Trade Economists Foresee Modest Growth, No Double Dip
ARLINGTON, Va. -- There won't be a double dip recession, but the short-term outlook is for modest growth, the top economists of CUNA and NAFCU said.
CUNA Senior Vice President and Chief Economist Bill Hampel and NAFCU Vice President of Research Tun Wai discussed their thoughts at a Feb. 9 meeting of the Metropolitan Area Credit Union Management Association.
Hampel predicted there will be modest growth in consumer spending. He added that the long recession could have two different effects on people's willingness to spend money.
"People have older cars and other big-ticket items, and they could decide that it is time to buy new ones, or they could decide that they have managed with older products and could manage a little longer," Hampel said.
Wai said consumers will be cautious because of the severity of the recession.
"They have long memories about job losses that they or their friends experienced, so it will take a while until they get back to old spending patterns," he said.
He also said that because many people have mortgages that are larger than the value of their homes, they won't be in a position to refinance or take out other loans, and this will hurt credit unions.

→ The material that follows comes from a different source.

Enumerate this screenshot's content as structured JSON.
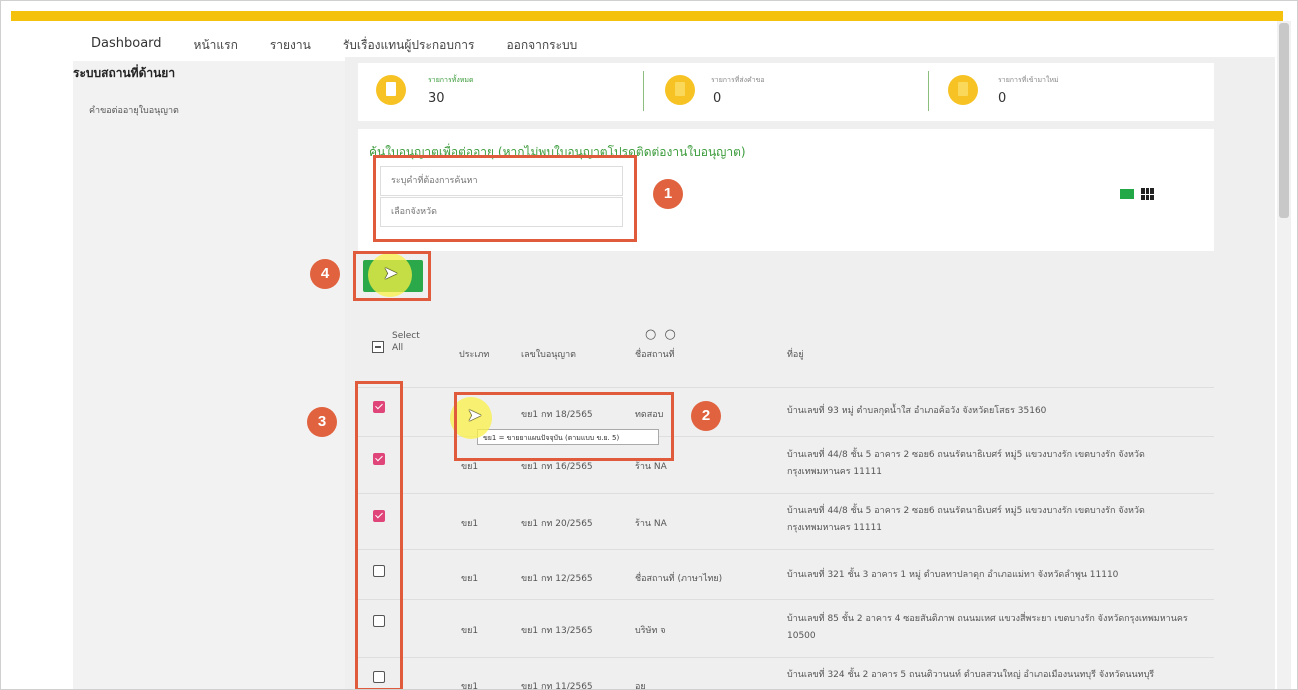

Wai also urged the executives to be very careful about the loans they make and their credit unions' long-term goals.
Hampel said the loss of revenue from reductions in interchange fees may be overstated, but he urged credit unions not to be afraid to charge for certain services to make up for revenue losses.
Wai said the Obama administration's and Congress' focus on job creation could mean that this is the best chance in a long time for credit unions to achieve their goal of persuading lawmakers to raise the cap on member business lending.
Hampel noted that last year the amount of outstanding loans declined for the first time since the 1980s, but predicted that will turn around this year and loan growth will be 4%.
Wai said the loan situation will improve and also predicted a slight improvement in the overall housing market but warned that there is a "way to go." He added that he does see "light at the end of the tunnel."
The discussion was moderated by Credit Union Times Editor-in-Chief Sarah Snell Cooke.